= SAARB Leopards (rugby union) =

The Leopards (also known as the African XV) were the South African African Rugby Board's representative side, which governed black rugby in apartheid South Africa. The team's name was reflected in the eponymous emblem that was worn on their rugby shirts.

== History ==
In 1972, the Leopards played against England in Port Elizabeth, losing the match 3-36. One year later, a test against the touring Italian national side in Port Elizabeth resulted in a 4-24 defeat.
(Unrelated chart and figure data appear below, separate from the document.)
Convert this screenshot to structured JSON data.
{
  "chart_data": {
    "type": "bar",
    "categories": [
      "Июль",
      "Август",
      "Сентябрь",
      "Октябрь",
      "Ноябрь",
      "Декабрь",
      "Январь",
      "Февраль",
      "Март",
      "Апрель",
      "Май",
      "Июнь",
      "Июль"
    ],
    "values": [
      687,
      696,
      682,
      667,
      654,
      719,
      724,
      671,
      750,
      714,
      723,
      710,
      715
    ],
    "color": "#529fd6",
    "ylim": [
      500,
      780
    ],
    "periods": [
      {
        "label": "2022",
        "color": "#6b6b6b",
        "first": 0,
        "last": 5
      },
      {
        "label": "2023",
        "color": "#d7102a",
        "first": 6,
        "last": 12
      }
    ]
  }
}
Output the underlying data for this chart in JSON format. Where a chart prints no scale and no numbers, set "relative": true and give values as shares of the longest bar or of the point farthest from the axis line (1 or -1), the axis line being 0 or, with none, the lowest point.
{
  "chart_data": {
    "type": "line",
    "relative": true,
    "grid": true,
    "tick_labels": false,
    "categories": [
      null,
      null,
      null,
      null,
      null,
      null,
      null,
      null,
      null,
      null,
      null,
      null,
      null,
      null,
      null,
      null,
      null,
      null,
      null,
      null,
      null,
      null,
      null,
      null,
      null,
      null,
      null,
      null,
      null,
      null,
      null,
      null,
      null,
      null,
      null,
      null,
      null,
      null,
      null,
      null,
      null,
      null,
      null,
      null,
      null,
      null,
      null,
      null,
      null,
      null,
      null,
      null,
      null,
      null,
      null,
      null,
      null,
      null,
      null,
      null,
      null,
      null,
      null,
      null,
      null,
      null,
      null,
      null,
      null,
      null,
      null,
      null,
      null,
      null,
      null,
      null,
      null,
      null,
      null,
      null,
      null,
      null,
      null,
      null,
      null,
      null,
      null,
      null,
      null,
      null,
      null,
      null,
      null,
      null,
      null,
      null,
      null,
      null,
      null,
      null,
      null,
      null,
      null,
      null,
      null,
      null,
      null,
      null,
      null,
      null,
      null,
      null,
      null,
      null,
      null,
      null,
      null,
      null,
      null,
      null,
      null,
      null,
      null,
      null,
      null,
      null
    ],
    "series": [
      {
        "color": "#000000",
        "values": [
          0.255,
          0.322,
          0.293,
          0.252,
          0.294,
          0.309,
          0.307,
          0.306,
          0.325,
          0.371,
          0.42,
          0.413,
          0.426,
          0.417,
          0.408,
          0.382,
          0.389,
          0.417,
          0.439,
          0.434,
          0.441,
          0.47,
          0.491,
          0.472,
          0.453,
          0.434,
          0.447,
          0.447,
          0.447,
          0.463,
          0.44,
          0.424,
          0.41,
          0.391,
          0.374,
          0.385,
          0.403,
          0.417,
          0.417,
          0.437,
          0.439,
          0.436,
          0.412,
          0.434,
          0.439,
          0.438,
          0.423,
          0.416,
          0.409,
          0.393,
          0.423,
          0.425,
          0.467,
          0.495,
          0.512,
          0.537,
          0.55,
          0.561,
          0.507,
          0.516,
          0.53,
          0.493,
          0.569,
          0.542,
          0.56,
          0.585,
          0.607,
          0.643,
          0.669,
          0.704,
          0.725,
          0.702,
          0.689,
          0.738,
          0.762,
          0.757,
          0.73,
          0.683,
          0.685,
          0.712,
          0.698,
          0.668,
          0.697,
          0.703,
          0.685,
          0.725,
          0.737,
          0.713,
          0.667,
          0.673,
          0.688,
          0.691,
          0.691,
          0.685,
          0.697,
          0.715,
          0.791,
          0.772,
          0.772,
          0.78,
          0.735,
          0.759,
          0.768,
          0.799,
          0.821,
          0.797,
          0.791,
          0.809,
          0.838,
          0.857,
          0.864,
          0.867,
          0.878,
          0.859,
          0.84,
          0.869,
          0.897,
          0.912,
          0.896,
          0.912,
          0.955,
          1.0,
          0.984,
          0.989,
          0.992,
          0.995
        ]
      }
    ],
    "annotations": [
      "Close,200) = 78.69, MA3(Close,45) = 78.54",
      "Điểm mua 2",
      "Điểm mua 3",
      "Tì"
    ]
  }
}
The Leopards undertook the first tour abroad by a black South African rugby team when they traveled to Italy for a month during May 1974. The team was "the first South African team to tour Italy." The squad had 25 players and played in six fixtures, defeating Zebre in Milan, drawing against the Italian U23 side and losing four including a 25–10 defeat in the "test" defeat against the national side at Brescia. The latter was the only occasion when the margin of loss was by more than one score. Outside backs Toto Tsotsobe, Charles Mgweba, and Edmund Mnqatu were the team's most potent strike weapons behind the pack, allied to the goal-kicking abilities of Norman Mbiko and Peter Swartz, whilst forwards Broadness Cona, Liston Ntshongwana, Patsa Matyeshana, and Morgan Cushe played to excellent effect.

== 1974 match vs Lions==
On 9 July 1974 the Leopards met the Lions on what would turn out to be the visitors' unbeaten tour of South Africa. The team was captained by hooker Thompson Magxala and included lock Liston Ntshongwana and Morgan Cushe at 8th Man. In their 10-56 loss to the Lions at Sisa Dukashe Stadium in Mdantsane, wing Charles Mgweba scored a try and Norman Mbiko succeeded with two penalties. Willie John McBride's side answered with 8 tries, one by scrum-half Gareth Edwards and a hat-trick by wing Tom Grace. The significance of Mgweba's try can be measured by the fact that the Springboks had not scored any tries in the two Tests that had been played against the Lions by that time.

Lineups:

| Leopards | Position | Lions |
|---|---|---|
| Edmund Mnqatu | Fullback | Andy Irvine |
| Toto Tsotsobe | Wing | Tom Grace |
| Barrington Mnyazi | Centre | Mike Gibson |
| Mbulelo Matomela | Centre | Ian McGeechan |
| Charles Mgweba | Wing | Alan Morley |
| Peter Swartz | Fly-half | Phil Bennett |
| Norman Mbiko | Scrum-half | Gareth Edwards |
| Mbulelo Magosha | Prop | Sandy Carmichael |
| Thompson Magxala (capt) | Hooker | Ken Kennedy |
| V. Sonjani | Prop | Mike Burton |
| Liston Ntshongwana | Lock | Willie John McBride (capt) |
| Sid Ttakayi | Lock | Chris Ralston |
| Patsa Matayeshana | Flanker | Stewart McKinney |
| Vusumzi Nakani | Flanker | Tommy David |
| Morgan Cushe | 8th Man | Andy Ripley |
|  | Replacement | Roger Uttley |

== France ==
Many of the 1974 Leopard team featured against the touring French side of June 1975 when the teams met in Mdantsane, East London in the Eastern Cape. The French emerged as comfortable winners, 39-9. The first official South African multi-racial team to play a foreign national side was the Invitation XV which included SARB's Toto Tsotsobe and Morgan Cushe. The Invitation XV beat the French at Newlands 18-3.

== All Blacks ==
The touring All Blacks were the fifth touring overseas side to play against the Leopards. The fixture in late August 1976 saw the New Zealanders running out comfortable winners 31-0 in Mdantsane. The Leopards side still contained seven of the line up featured against the 1974 British Isles side.

1979 saw the Leopards play fixtures against the Middlesex RFC side, undertaking their Centenary Tour to South Africa during May–June (including latter-day Springbok coach Nick Mallett -then at Richmond- in their squad) and they also drew 18-18 against the touring Newport squad in August.

== British and Irish Lions ==
A SARA XV, nominally a Leopards XV, recorded a second defeat at the hands of the British and Irish Lions of 1980 by a margin of 6-28. Cushe, who had played in the corresponding 1974 fixture, captained the side. The team featured a smattering of white Northern Transvaal and Western Province players in accordance with the Lions' expressed wish to play multiracial sides, departing from what some at the time considered its African XV origins.